Les faits et la procédure

Le litige trouve son origine dans la conclusion, le 5 février 2026, d’un accord-cadre par la Ville de Paris avec une société d’avocats, portant sur la représentation de la collectivité dans le cadre des recours contentieux formés en matière de stationnement payant.

Estimant que ce contrat aurait dû faire l’objet de mesures de publicité et de mise en concurrence, une avocate associée d’un groupement candidat évincé, a saisi le juge des référés du tribunal administratif de Paris d’un recours en référé contractuel sur le fondement de l’article L. 551-13 du code de justice administrative. Par une ordonnance du 20 avril 2026, la juge des référés a fait droit à sa demande et prononcé l’annulation du contrat. La société d’avocats et la Ville de Paris ont alors formé un pourvoi en cassation contre cette ordonnance.

L’analyse du Conseil d’État : entre objet principal du marché et conditions d’exécution

Dans un premier temps, le Conseil d’État censure l’analyse menée par la juge des référés en première instance. Celle-ci avait estimé que le marché ne pouvait relever de l’exemption du d) du 8° de l’article L. 2512-5 du code de la commande publique (qui dispense de publicité et de mise en concurrence les marchés de services juridiques de représentation légale par un avocat) en raison du caractère prépondérant de tâches administratives.

Le Conseil d’État rappelle qu’en application de l’article L. 2000-2 du même code, lorsqu’un contrat associe des prestations relevant de régimes juridiques différents mais objectivement indissociables, il est soumis au régime de son objet principal. En l’espèce, les prestations de gestion administrative des recours contentieux se rapportent de manière indissociable aux prestations de représentation légale de la Ville de Paris devant le Tribunal du stationnement payant, qui constituent l’objet principal du contrat. En jugeant le contraire au seul motif d’une prépondérance de tâches administratives, la juge des référés a inexactement qualifié les faits.

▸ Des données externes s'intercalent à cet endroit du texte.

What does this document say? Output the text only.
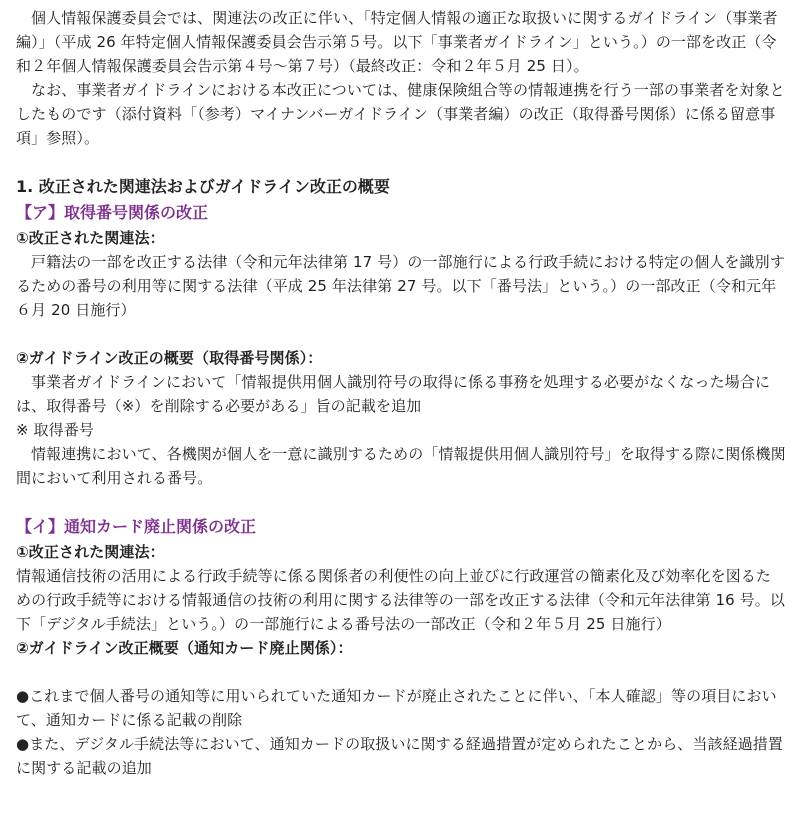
個人情報保護委員会では、関連法の改正に伴い、「特定個人情報の適正な取扱いに関するガイドライン（事業者編）」（平成 26 年特定個人情報保護委員会告示第５号。以下「事業者ガイドライン」という。）の一部を改正（令和２年個人情報保護委員会告示第４号〜第７号）（最終改正：令和２年５月 25 日）。

なお、事業者ガイドラインにおける本改正については、健康保険組合等の情報連携を行う一部の事業者を対象としたものです（添付資料「（参考）マイナンバーガイドライン（事業者編）の改正（取得番号関係）に係る留意事項」参照）。

1. 改正された関連法およびガイドライン改正の概要
【ア】取得番号関係の改正

①改正された関連法：

戸籍法の一部を改正する法律（令和元年法律第 17 号）の一部施行による行政手続における特定の個人を識別するための番号の利用等に関する法律（平成 25 年法律第 27 号。以下「番号法」という。）の一部改正（令和元年６月 20 日施行）

②ガイドライン改正の概要（取得番号関係）：

事業者ガイドラインにおいて「情報提供用個人識別符号の取得に係る事務を処理する必要がなくなった場合には、取得番号（※）を削除する必要がある」旨の記載を追加

※ 取得番号

情報連携において、各機関が個人を一意に識別するための「情報提供用個人識別符号」を取得する際に関係機関間において利用される番号。

【イ】通知カード廃止関係の改正

①改正された関連法：

情報通信技術の活用による行政手続等に係る関係者の利便性の向上並びに行政運営の簡素化及び効率化を図るための行政手続等における情報通信の技術の利用に関する法律等の一部を改正する法律（令和元年法律第 16 号。以下「デジタル手続法」という。）の一部施行による番号法の一部改正（令和２年５月 25 日施行）

②ガイドライン改正概要（通知カード廃止関係）：

●これまで個人番号の通知等に用いられていた通知カードが廃止されたことに伴い、「本人確認」等の項目において、通知カードに係る記載の削除

●また、デジタル手続法等において、通知カードの取扱いに関する経過措置が定められたことから、当該経過措置に関する記載の追加
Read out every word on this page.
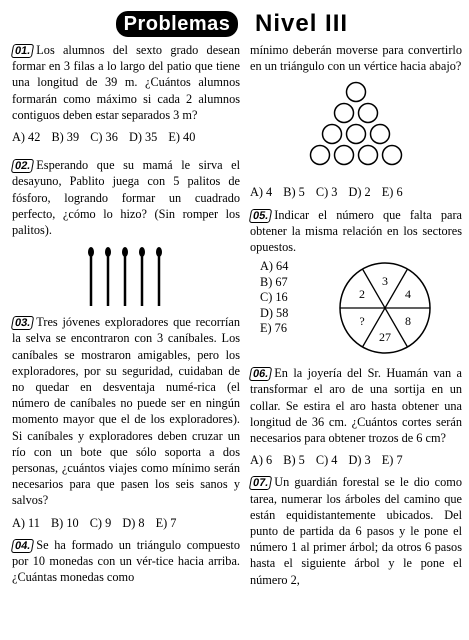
Problemas	Nivel III

01. Los alumnos del sexto grado desean formar en 3 filas a lo largo del patio que tiene una longitud de 39 m. ¿Cuántos alumnos formarán como máximo si cada 2 alumnos contiguos deben estar separados 3 m?

A) 42 B) 39 C) 36 D) 35 E) 40

02. Esperando que su mamá le sirva el desayuno, Pablito juega con 5 palitos de fósforo, logrando formar un cuadrado perfecto, ¿cómo lo hizo? (Sin romper los palitos).

03. Tres jóvenes exploradores que recorrían la selva se encontraron con 3 caníbales. Los caníbales se mostraron amigables, pero los exploradores, por su seguridad, cuidaban de no quedar en desventaja numé-rica (el número de caníbales no puede ser en ningún momento mayor que el de los exploradores). Si caníbales y exploradores deben cruzar un río con un bote que sólo soporta a dos personas, ¿cuántos viajes como mínimo serán necesarios para que pasen los seis sanos y salvos?

A) 11 B) 10 C) 9 D) 8 E) 7

04. Se ha formado un triángulo compuesto por 10 monedas con un vér-tice hacia arriba. ¿Cuántas monedas como

mínimo deberán moverse para convertirlo en un triángulo con un vértice hacia abajo?

A) 4 B) 5 C) 3 D) 2 E) 6

05. Indicar el número que falta para obtener la misma relación en los sectores opuestos.

A) 64
B) 67
C) 16
D) 58
E) 76
3
4
8
27
?
2

06. En la joyería del Sr. Huamán van a transformar el aro de una sortija en un collar. Se estira el aro hasta obtener una longitud de 36 cm. ¿Cuántos cortes serán necesarios para obtener trozos de 6 cm?

A) 6 B) 5 C) 4 D) 3 E) 7

07. Un guardián forestal se le dio como tarea, numerar los árboles del camino que están equidistantemente ubicados. Del punto de partida da 6 pasos y le pone el número 1 al primer árbol; da otros 6 pasos hasta el siguiente árbol y le pone el número 2,
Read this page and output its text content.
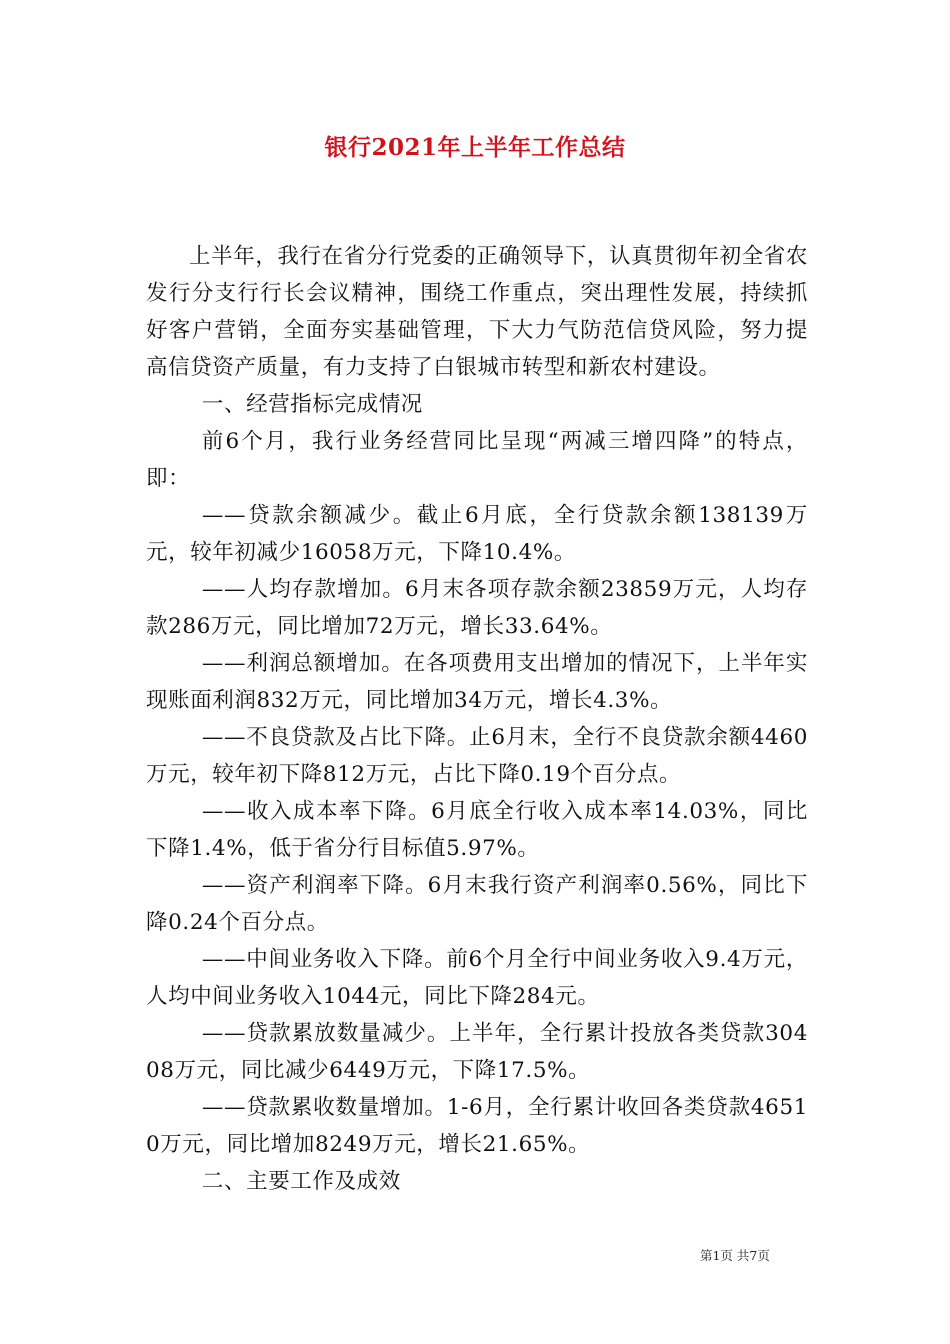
银行2021年上半年工作总结

上半年，我行在省分行党委的正确领导下，认真贯彻年初全省农发行分支行行长会议精神，围绕工作重点，突出理性发展，持续抓好客户营销，全面夯实基础管理，下大力气防范信贷风险，努力提高信贷资产质量，有力支持了白银城市转型和新农村建设。

一、经营指标完成情况

前6个月，我行业务经营同比呈现“两减三增四降”的特点，即：

——贷款余额减少。截止6月底，全行贷款余额138139万元，较年初减少16058万元，下降10.4%。

——人均存款增加。6月末各项存款余额23859万元，人均存款286万元，同比增加72万元，增长33.64%。

——利润总额增加。在各项费用支出增加的情况下，上半年实现账面利润832万元，同比增加34万元，增长4.3%。

——不良贷款及占比下降。止6月末，全行不良贷款余额4460万元，较年初下降812万元，占比下降0.19个百分点。

——收入成本率下降。6月底全行收入成本率14.03%，同比下降1.4%，低于省分行目标值5.97%。

——资产利润率下降。6月末我行资产利润率0.56%，同比下降0.24个百分点。

——中间业务收入下降。前6个月全行中间业务收入9.4万元，人均中间业务收入1044元，同比下降284元。

——贷款累放数量减少。上半年，全行累计投放各类贷款30408万元，同比减少6449万元，下降17.5%。

——贷款累收数量增加。1-6月，全行累计收回各类贷款46510万元，同比增加8249万元，增长21.65%。

二、主要工作及成效

第1页 共7页
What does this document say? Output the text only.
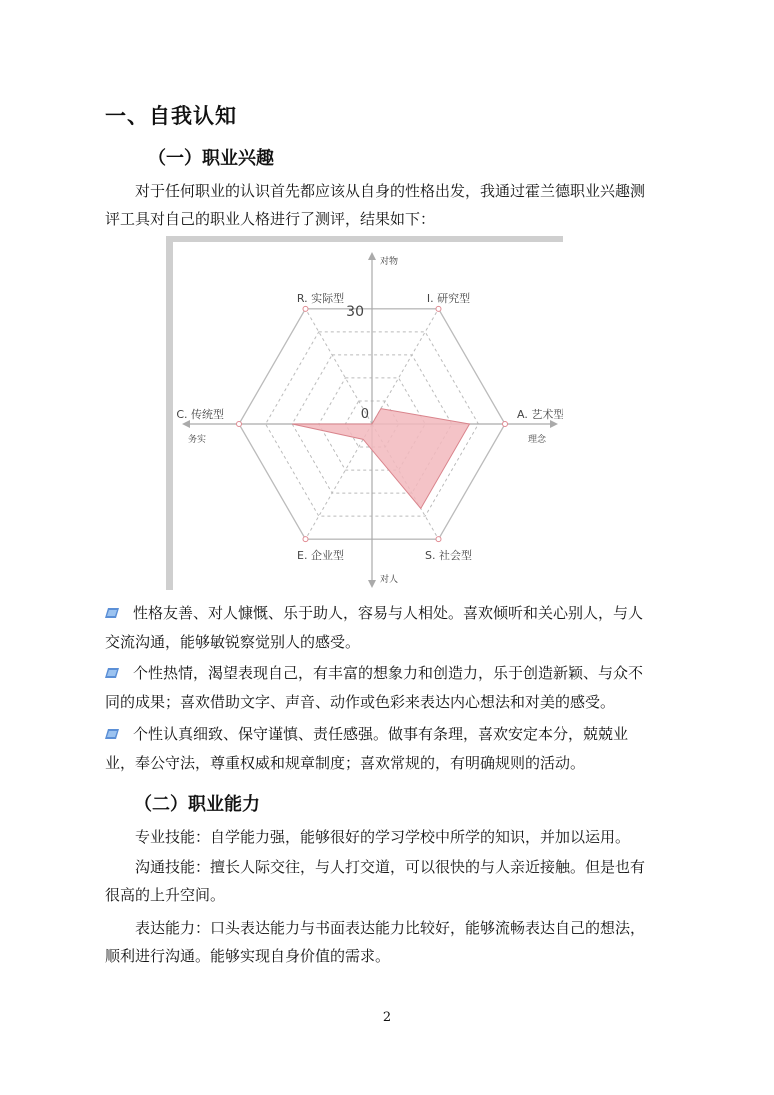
一、自我认知
（一）职业兴趣
对于任何职业的认识首先都应该从自身的性格出发，我通过霍兰德职业兴趣测
评工具对自己的职业人格进行了测评，结果如下：
R. 实际型	I. 研究型
A. 艺术型
S. 社会型
E. 企业型
C. 传统型
对物
对人
务实	理念
30
0
性格友善、对人慷慨、乐于助人，容易与人相处。喜欢倾听和关心别人，与人
交流沟通，能够敏锐察觉别人的感受。
个性热情，渴望表现自己，有丰富的想象力和创造力，乐于创造新颖、与众不
同的成果；喜欢借助文字、声音、动作或色彩来表达内心想法和对美的感受。
个性认真细致、保守谨慎、责任感强。做事有条理，喜欢安定本分，兢兢业
业，奉公守法，尊重权威和规章制度；喜欢常规的，有明确规则的活动。
（二）职业能力
专业技能：自学能力强，能够很好的学习学校中所学的知识，并加以运用。
沟通技能：擅长人际交往，与人打交道，可以很快的与人亲近接触。但是也有
很高的上升空间。
表达能力：口头表达能力与书面表达能力比较好，能够流畅表达自己的想法，
顺利进行沟通。能够实现自身价值的需求。
2
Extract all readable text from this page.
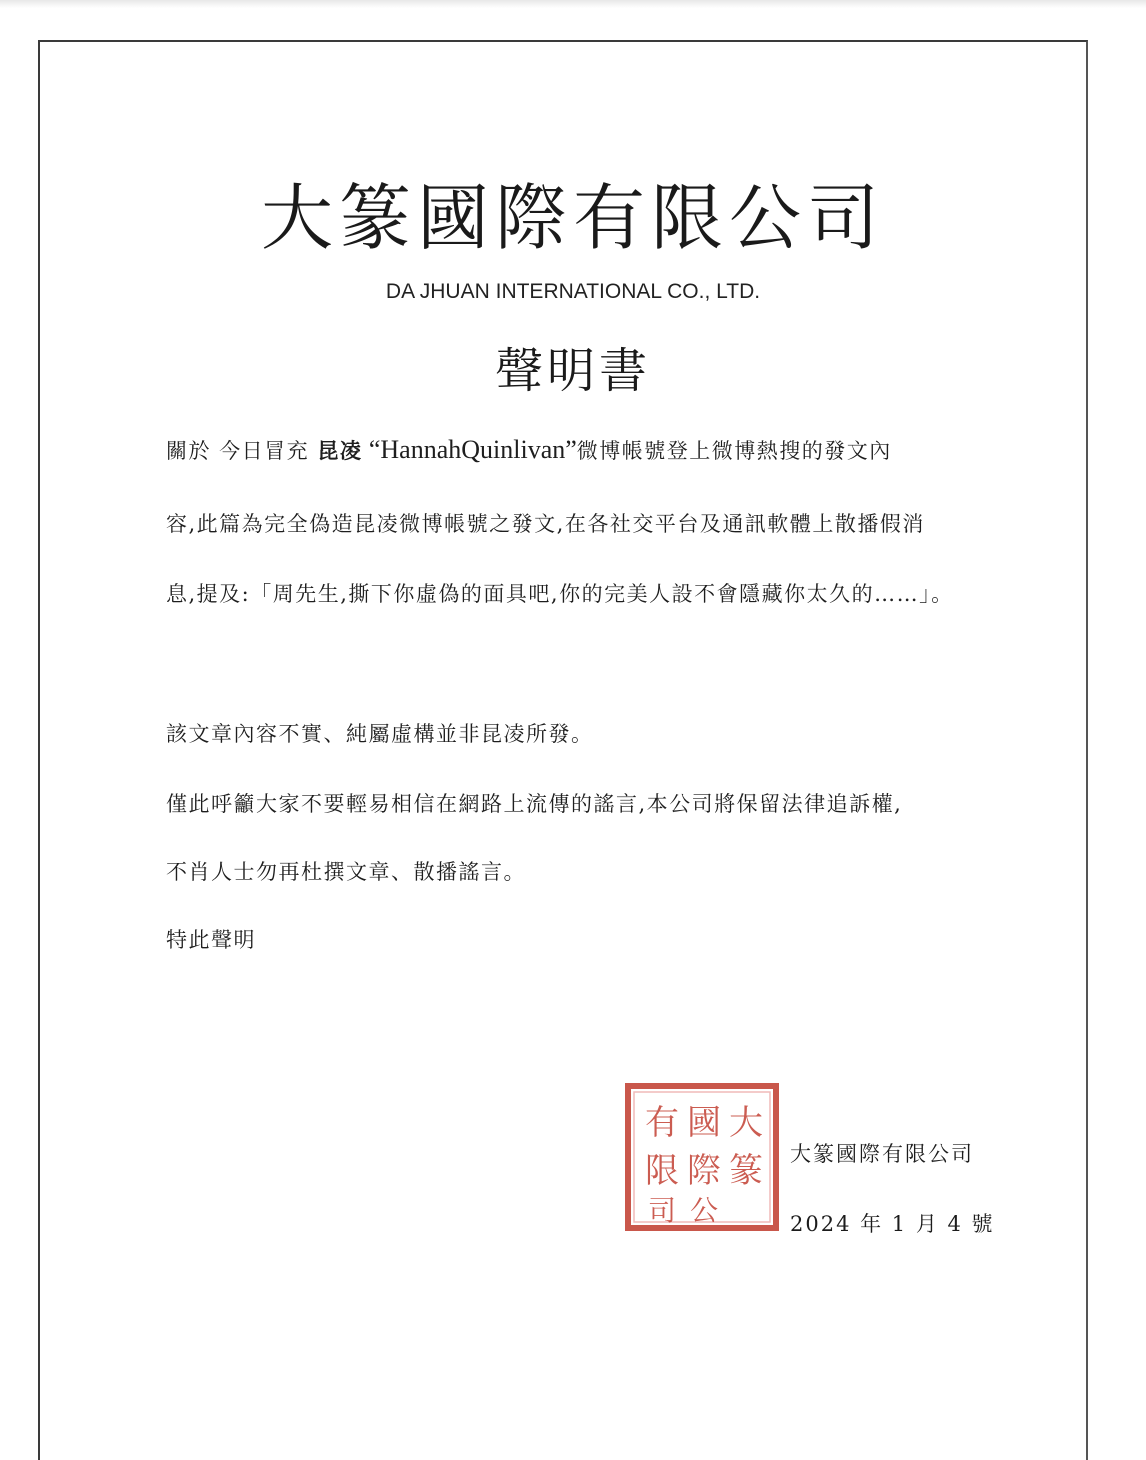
大篆國際有限公司
DA JHUAN INTERNATIONAL CO., LTD.
聲明書
關於 今日冒充 昆凌 “HannahQuinlivan”微博帳號登上微博熱搜的發文內
容,此篇為完全偽造昆凌微博帳號之發文,在各社交平台及通訊軟體上散播假消
息,提及:「周先生,撕下你虛偽的面具吧,你的完美人設不會隱藏你太久的……」。
該文章內容不實、純屬虛構並非昆凌所發。
僅此呼籲大家不要輕易相信在網路上流傳的謠言,本公司將保留法律追訴權,
不肖人士勿再杜撰文章、散播謠言。
特此聲明
大
篆
國
際
有
限
公
司
大篆國際有限公司
2024 年 1 月 4 號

Toutefois, statuant au fond sur le référé contractuel, le Conseil d’État adopte une approche pragmatique axée sur les modalités réelles d’exécution du contrat. Il relève qu’il ressort de l’instruction que la société d’avocats sous-traite l’essentiel de l’exécution du contrat à une société tierce (au sein de laquelle n’exerce aucun avocat) pour la rédaction de milliers de projets de mémoires mensuels, ceux-ci n’étant ensuite que relus et signés par une unique avocate.

La sanction : l’annulation confirmée du contrat

Dans ces circonstances particulières, le Conseil d’État juge que le contrat ne peut pas être regardé comme portant sur des services juridiques de représentation légale fournis par un avocat au sens des dispositions dérogatoires du code de la commande publique. Le marché ne pouvait dès lors être conclu de gré à gré sans mesure de publicité préalable, ce qui a directement lésé les chances du groupement concurrent d’obtenir le contrat.

Aucune raison impérieuse d’intérêt général ne venant faire obstacle à cette sanction, le Conseil d’État confirme l’annulation du contrat conclu le 5 février 2026 entre la Ville de Paris et la société d’avocats, tout en condamnant cette dernière à verser 3.000 euros à la demanderesse au titre des frais de justice.


Référence : Conseil d’Etat, décision n° 515310 du 16 juillet 2026.